In Austin in the late '70s, a predominantly Hispanic neighborhood in East Austin fought back against drag boat races in nearby Town Lake. The noise and crowds disrupted their homes every summer during a citywide event known as Aqua Fest. It was a popular celebration to many, but it was the boat races that divided the community throughout the 1970s. Neighbors pleaded with Austin City Council to ban the races.
But when it came time for the council to decide, by a vote of 4 to 3, the races were allowed to continue. And when the boat races returned to Town Lake in 1978, fights broke out between those for and against the boat races. Eventually, the races would be moved to a location far away from East Austin.
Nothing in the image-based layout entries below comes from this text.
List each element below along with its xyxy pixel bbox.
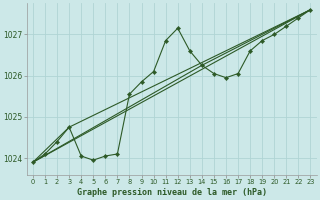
X-axis label: Graphe pression niveau de la mer (hPa): Graphe pression niveau de la mer (hPa)	[77, 188, 267, 197]
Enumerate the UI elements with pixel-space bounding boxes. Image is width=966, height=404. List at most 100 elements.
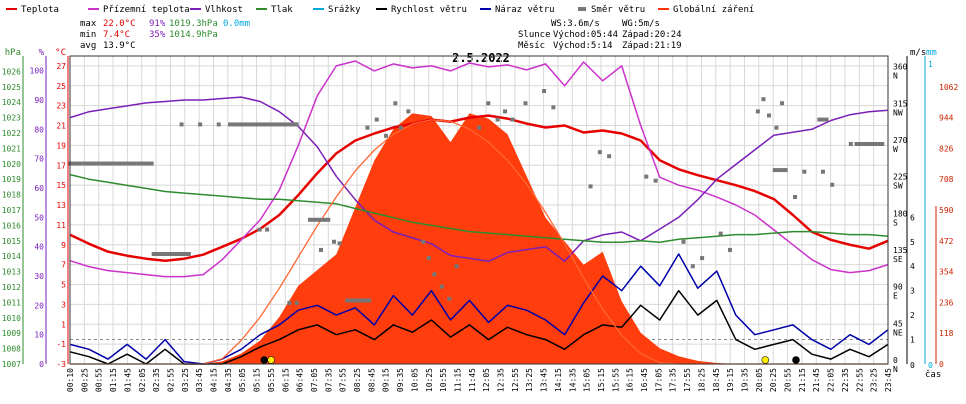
x-tick-39: 16:15 (626, 368, 635, 392)
axis-left-tick-2-9: 15 (56, 181, 66, 190)
axis-right-tick-rad-9: 1062 (939, 83, 958, 92)
wind-dir-point-35 (588, 184, 593, 189)
series-line-0 (69, 114, 889, 262)
stats-block: max 22.0°C 91% 1019.3hPa 0.0mm min 7.4°C… (80, 19, 250, 51)
wind-dir-point-17 (384, 133, 389, 138)
axis-dir-deg-4: 180 (893, 209, 908, 218)
legend-swatch-7 (578, 7, 586, 11)
wind-dir-point-40 (681, 239, 686, 244)
wind-dir-point-3 (151, 252, 156, 256)
wind-dir-point-2 (105, 161, 110, 166)
x-tick-27: 11:15 (453, 368, 462, 392)
wind-dir-point-51 (802, 169, 807, 174)
axis-left-tick-2-10: 17 (56, 161, 66, 170)
axis-right-tick-rad-8: 944 (939, 114, 954, 123)
axis-left-name-2: °C (55, 48, 66, 58)
axis-left-tick-0-14: 1021 (2, 144, 21, 153)
x-tick-30: 12:35 (497, 368, 506, 392)
x-tick-23: 09:35 (396, 368, 405, 392)
axis-left-tick-0-12: 1019 (2, 175, 21, 184)
stats-avg-temp: 13.9°C (103, 41, 136, 51)
axis-left-tick-2-11: 19 (56, 141, 66, 150)
axis-right-tick-rad-4: 472 (939, 237, 954, 246)
x-tick-44: 18:25 (697, 368, 706, 392)
x-tick-29: 12:05 (482, 368, 491, 392)
axis-right-tick-rad-5: 590 (939, 206, 954, 215)
axis-left-tick-2-7: 11 (56, 221, 66, 230)
x-tick-52: 21:45 (812, 368, 821, 392)
axis-dir-name-3: SE (893, 255, 903, 264)
x-tick-2: 00:55 (95, 368, 104, 392)
x-tick-9: 03:45 (195, 368, 204, 392)
x-tick-50: 20:55 (784, 368, 793, 392)
stats-min-hum: 35% (149, 30, 166, 40)
x-tick-16: 06:45 (296, 368, 305, 392)
x-tick-37: 15:15 (597, 368, 606, 392)
x-tick-20: 08:25 (353, 368, 362, 392)
axis-left-tick-2-14: 25 (56, 82, 66, 91)
axis-right-tick-ms-0: 0 (910, 361, 915, 370)
axis-left-tick-1-7: 70 (34, 155, 44, 164)
axis-right-tick-mm-1: 1 (928, 60, 933, 69)
axis-left-tick-0-10: 1017 (2, 206, 21, 215)
info-wg: WG:5m/s (622, 19, 660, 29)
axis-left-tick-2-4: 5 (61, 281, 66, 290)
legend-label-3: Tlak (271, 5, 293, 15)
axis-left-tick-0-17: 1024 (2, 98, 21, 107)
axis-dir-name-4: S (893, 218, 898, 227)
stats-max-label: max (80, 19, 97, 29)
x-tick-49: 20:25 (769, 368, 778, 392)
x-tick-40: 16:45 (640, 368, 649, 392)
axis-left-tick-2-1: -1 (56, 340, 66, 349)
axis-left-tick-0-9: 1016 (2, 221, 21, 230)
x-tick-7: 02:55 (166, 368, 175, 392)
axis-right-tick-rad-2: 236 (939, 298, 954, 307)
axis-dir-name-8: N (893, 72, 898, 81)
stats-min-press: 1014.9hPa (169, 30, 218, 40)
x-tick-38: 15:55 (611, 368, 620, 392)
axis-right-tick-ms-3: 3 (910, 287, 915, 296)
x-tick-32: 13:25 (525, 368, 534, 392)
wind-dir-point-18 (393, 101, 398, 106)
axis-right-tick-ms-5: 5 (910, 238, 915, 247)
info-slunce-vychod: Východ:05:44 (553, 30, 618, 40)
wind-dir-point-53 (830, 182, 835, 187)
stats-min-label: min (80, 30, 96, 40)
wind-dir-point-24 (439, 284, 444, 289)
x-tick-24: 10:05 (410, 368, 419, 392)
stats-max-hum: 91% (149, 19, 166, 29)
axis-dir-name-2: E (893, 292, 898, 301)
wind-dir-point-10 (287, 300, 292, 305)
info-mesic-label: Měsíc (518, 41, 545, 51)
wind-dir-segment-6 (817, 117, 829, 122)
x-tick-6: 02:35 (152, 368, 161, 392)
wind-dir-point-36 (597, 150, 602, 155)
wind-dir-point-31 (510, 117, 515, 122)
axis-left-tick-2-3: 3 (61, 300, 66, 309)
axis-right-tick-rad-6: 708 (939, 175, 954, 184)
axis-right-tick-rad-7: 826 (939, 144, 954, 153)
wind-dir-segment-4 (345, 298, 372, 303)
x-tick-48: 20:05 (755, 368, 764, 392)
x-tick-33: 13:45 (540, 368, 549, 392)
x-tick-41: 17:05 (654, 368, 663, 392)
info-mesic-zapad: Západ:21:19 (622, 41, 682, 51)
axis-right-tick-ms-4: 4 (910, 262, 915, 271)
axis-left-tick-1-5: 50 (34, 213, 44, 222)
wind-dir-point-54 (848, 142, 853, 146)
axis-left-tick-2-13: 23 (56, 102, 66, 111)
axis-right-tick-rad-3: 354 (939, 268, 954, 277)
axis-left-tick-0-7: 1014 (2, 252, 21, 261)
axis-right-name-mm: mm (926, 48, 937, 58)
axis-right-name-ms: m/s (910, 48, 926, 58)
axis-dir-deg-8: 360 (893, 63, 908, 72)
wind-dir-segment-5 (772, 168, 788, 173)
axis-dir-name-7: NW (893, 108, 903, 117)
axis-left-tick-1-9: 90 (34, 96, 44, 105)
legend-label-8: Globální záření (673, 5, 754, 15)
axis-left-tick-2-15: 27 (56, 62, 66, 71)
axis-left-tick-0-11: 1018 (2, 191, 21, 200)
wind-dir-point-20 (406, 109, 411, 114)
axis-left-tick-2-5: 7 (61, 261, 66, 270)
x-tick-1: 00:25 (80, 368, 89, 392)
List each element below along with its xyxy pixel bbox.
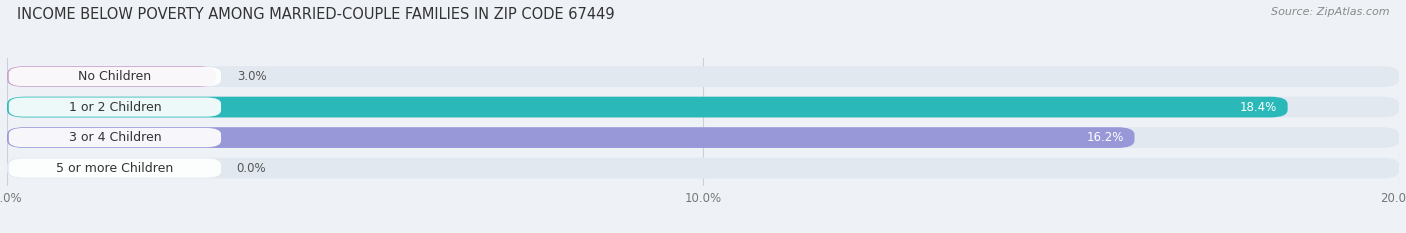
Text: INCOME BELOW POVERTY AMONG MARRIED-COUPLE FAMILIES IN ZIP CODE 67449: INCOME BELOW POVERTY AMONG MARRIED-COUPL… <box>17 7 614 22</box>
FancyBboxPatch shape <box>7 97 1399 117</box>
Text: 3.0%: 3.0% <box>236 70 266 83</box>
FancyBboxPatch shape <box>7 127 1135 148</box>
FancyBboxPatch shape <box>8 128 221 147</box>
FancyBboxPatch shape <box>7 66 217 87</box>
Text: No Children: No Children <box>79 70 152 83</box>
Text: 5 or more Children: 5 or more Children <box>56 162 173 175</box>
FancyBboxPatch shape <box>7 127 1399 148</box>
FancyBboxPatch shape <box>7 158 1399 178</box>
Text: 18.4%: 18.4% <box>1240 101 1277 113</box>
Text: Source: ZipAtlas.com: Source: ZipAtlas.com <box>1271 7 1389 17</box>
FancyBboxPatch shape <box>8 97 221 117</box>
FancyBboxPatch shape <box>8 67 221 86</box>
Text: 0.0%: 0.0% <box>236 162 266 175</box>
FancyBboxPatch shape <box>7 66 1399 87</box>
Text: 1 or 2 Children: 1 or 2 Children <box>69 101 162 113</box>
Text: 16.2%: 16.2% <box>1087 131 1123 144</box>
Text: 3 or 4 Children: 3 or 4 Children <box>69 131 162 144</box>
FancyBboxPatch shape <box>7 97 1288 117</box>
FancyBboxPatch shape <box>8 158 221 178</box>
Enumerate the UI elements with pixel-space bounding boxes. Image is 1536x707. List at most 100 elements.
The 1970s would also see political progress. Richard Moya became the first Hispanic Travis County Commissioner when he was elected in 1970. At the time, no Latino had ever been elected to public office in Austin government.
Gus Garcia was elected to the Austin School Board that same year. He would later become Austin's first Latino mayor in 2001. In 1975, there were more political victories. Gonzalo Barrientos was elected to the Texas Legislature and John Trevino to the Austin City Council.
From the Austin of 1900 to the Austin of today, there's a rich and vibrant history of Hispanic Latinos in our city, and stories of the vital contributions they've made to everyone's lives: stories to be remembered and stories yet to be told.